In my June newsletter, I talked about archival research. Digging into a subject’s papers, especially personal correspondence, can help a writer “hear” the person’s voice, and can provide the interesting little facts that biographies often don’t mention. Excerpts from some of my protagonists’ letters are quoted in my novel.
But another way to find more obscure details to flesh out the life of a historical figure is to look for them in the media of the day. To start, newspapers.com is a great tool, despite its somewhat clunky search functions.
Early in Halsted’s career, working in a number of New York City hospitals, he was known as a bold innovator. (Maybe a bit too bold. There was no such thing as informed consent then.) He was also very sociable, enjoying a good party as much as the next guy. Friends from New York would have been surprised by his Baltimore self: much more serious, aloof, and sloooow in the operating room, in an era when good surgery was thought to be fast surgery. (One visiting surgeon watching him operate made a quip to the effect that it was the first time he ever saw the upper half of an incision heal before the lower end was closed.) But what were
those bold New York surgeries? How was young Halsted pushing the limits?
I found one example through newspapers.com - The Democratic Advocate (Westminster, Maryland) · 27 Jun 1885, Sat · Page 1 (see photo below)
Essentially, a woman suffered a severe crushing injury at her work as a laundress, which left her unable to use her right arm. Halsted’s solution was to replace the crushed muscle with a graft from a dog. (“At Bellvue hospital the dog was a mongrel and the patient a laundress.” Disturbing that the dog gets top billing.) The operation is described and success is reported. She was expected to be discharged “quite cured.” I very much doubt it. But it certainly was a bold thing to try.

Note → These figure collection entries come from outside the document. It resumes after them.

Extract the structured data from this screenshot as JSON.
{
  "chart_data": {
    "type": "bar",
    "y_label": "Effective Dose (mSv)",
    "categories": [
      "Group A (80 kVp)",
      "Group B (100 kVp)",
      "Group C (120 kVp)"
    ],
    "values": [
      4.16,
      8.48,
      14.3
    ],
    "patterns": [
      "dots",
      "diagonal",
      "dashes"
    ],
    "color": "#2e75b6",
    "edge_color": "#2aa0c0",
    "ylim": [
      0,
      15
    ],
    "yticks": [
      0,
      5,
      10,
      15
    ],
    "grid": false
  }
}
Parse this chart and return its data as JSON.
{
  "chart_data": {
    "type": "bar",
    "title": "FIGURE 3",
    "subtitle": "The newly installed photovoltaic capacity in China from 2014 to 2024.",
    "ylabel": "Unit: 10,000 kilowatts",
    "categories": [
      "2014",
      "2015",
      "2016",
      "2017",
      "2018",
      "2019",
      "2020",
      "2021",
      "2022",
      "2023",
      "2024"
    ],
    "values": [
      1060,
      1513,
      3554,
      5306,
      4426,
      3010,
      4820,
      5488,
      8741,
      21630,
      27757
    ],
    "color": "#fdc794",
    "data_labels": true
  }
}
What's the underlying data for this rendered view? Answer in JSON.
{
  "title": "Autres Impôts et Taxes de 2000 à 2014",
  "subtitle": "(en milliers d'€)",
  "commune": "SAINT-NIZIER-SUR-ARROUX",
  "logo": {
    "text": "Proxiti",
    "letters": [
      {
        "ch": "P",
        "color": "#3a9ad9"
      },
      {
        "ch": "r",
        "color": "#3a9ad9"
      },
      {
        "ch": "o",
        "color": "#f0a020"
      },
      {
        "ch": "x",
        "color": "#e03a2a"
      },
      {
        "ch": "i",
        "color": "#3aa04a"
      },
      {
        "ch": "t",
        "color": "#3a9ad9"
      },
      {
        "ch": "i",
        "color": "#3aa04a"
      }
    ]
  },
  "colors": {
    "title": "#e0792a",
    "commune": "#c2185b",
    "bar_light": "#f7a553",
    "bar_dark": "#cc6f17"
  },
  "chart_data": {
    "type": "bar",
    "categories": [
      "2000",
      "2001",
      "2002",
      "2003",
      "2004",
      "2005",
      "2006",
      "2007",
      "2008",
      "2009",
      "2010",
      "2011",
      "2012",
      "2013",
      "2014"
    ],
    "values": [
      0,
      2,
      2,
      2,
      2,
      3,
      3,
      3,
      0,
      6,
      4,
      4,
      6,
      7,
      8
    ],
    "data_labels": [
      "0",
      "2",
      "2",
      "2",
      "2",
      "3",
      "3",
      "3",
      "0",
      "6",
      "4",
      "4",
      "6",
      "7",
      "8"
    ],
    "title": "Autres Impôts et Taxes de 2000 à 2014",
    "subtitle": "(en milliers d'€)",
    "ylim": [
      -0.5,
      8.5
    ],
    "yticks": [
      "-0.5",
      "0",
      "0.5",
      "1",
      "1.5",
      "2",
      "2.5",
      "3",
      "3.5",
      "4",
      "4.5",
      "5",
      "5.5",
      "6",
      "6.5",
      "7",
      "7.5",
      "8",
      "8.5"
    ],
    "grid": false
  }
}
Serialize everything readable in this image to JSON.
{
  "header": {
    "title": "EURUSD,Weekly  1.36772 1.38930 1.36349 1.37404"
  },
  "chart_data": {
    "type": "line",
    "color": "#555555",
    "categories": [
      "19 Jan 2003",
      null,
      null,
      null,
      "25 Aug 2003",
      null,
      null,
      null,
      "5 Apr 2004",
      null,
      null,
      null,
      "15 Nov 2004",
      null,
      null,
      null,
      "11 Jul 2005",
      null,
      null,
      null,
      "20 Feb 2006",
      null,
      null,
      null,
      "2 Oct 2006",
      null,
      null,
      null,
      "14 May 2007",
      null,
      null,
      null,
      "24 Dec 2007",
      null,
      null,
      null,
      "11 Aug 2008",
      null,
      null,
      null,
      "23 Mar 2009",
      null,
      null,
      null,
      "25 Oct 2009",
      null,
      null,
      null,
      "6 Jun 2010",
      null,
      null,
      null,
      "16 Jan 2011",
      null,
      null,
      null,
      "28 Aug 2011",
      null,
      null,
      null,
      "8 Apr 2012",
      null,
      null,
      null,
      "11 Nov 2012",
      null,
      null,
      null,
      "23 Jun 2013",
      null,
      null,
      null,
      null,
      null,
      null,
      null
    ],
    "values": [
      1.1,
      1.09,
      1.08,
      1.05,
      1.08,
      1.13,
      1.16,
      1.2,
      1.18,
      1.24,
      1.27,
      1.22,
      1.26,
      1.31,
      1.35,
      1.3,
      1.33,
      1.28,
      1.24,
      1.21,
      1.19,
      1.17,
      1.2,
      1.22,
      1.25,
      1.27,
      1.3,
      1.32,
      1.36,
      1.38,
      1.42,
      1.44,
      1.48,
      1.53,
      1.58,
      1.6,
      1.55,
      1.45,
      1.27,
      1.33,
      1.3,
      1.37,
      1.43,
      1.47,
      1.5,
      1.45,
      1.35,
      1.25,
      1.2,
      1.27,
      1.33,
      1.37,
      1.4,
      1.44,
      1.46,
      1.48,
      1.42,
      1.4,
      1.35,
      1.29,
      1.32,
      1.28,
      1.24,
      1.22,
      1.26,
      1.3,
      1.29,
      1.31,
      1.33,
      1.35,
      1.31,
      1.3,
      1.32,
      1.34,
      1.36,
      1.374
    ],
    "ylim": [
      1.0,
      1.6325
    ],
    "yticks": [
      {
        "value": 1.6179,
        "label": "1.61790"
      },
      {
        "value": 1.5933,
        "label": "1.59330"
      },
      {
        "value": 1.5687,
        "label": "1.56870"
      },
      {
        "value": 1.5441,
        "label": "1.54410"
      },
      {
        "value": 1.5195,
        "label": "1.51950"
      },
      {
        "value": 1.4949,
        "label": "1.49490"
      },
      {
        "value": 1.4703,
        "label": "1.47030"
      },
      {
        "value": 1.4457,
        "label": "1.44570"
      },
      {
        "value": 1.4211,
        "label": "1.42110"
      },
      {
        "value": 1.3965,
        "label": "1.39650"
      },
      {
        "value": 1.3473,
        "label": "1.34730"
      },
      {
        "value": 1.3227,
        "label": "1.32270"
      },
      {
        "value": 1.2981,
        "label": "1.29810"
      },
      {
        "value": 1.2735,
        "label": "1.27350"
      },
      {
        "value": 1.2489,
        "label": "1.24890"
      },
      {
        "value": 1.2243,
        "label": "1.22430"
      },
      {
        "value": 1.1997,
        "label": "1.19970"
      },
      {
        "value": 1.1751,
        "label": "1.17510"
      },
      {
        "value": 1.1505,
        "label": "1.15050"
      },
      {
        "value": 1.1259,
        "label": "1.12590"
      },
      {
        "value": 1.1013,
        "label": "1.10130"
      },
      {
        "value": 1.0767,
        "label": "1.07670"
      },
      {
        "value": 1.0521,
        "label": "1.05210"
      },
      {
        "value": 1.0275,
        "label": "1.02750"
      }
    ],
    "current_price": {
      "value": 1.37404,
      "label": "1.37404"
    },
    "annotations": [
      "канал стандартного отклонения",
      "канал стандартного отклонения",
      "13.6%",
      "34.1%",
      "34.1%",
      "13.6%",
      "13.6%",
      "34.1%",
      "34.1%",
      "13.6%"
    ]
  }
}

By searching old newspapers, I was able to find mention of Halsted in unexpected places, rounding out the picture of the man. It was more difficult to locate Caroline, but she was there, if only rarely. Her uncle, General and then Senator Wade Hampton, was easy to find, giving me a picture of what her childhood must have been like. Most of this didn’t end up in the final version of the novel, but it shapes what did.
The two problems I encountered were: 1) Newspapers articles often got facts wrong, sometimes amusingly so — so don’t believe everything you read, and 2) It’s very easy to get distracted and spend so much time on research that you forget to write.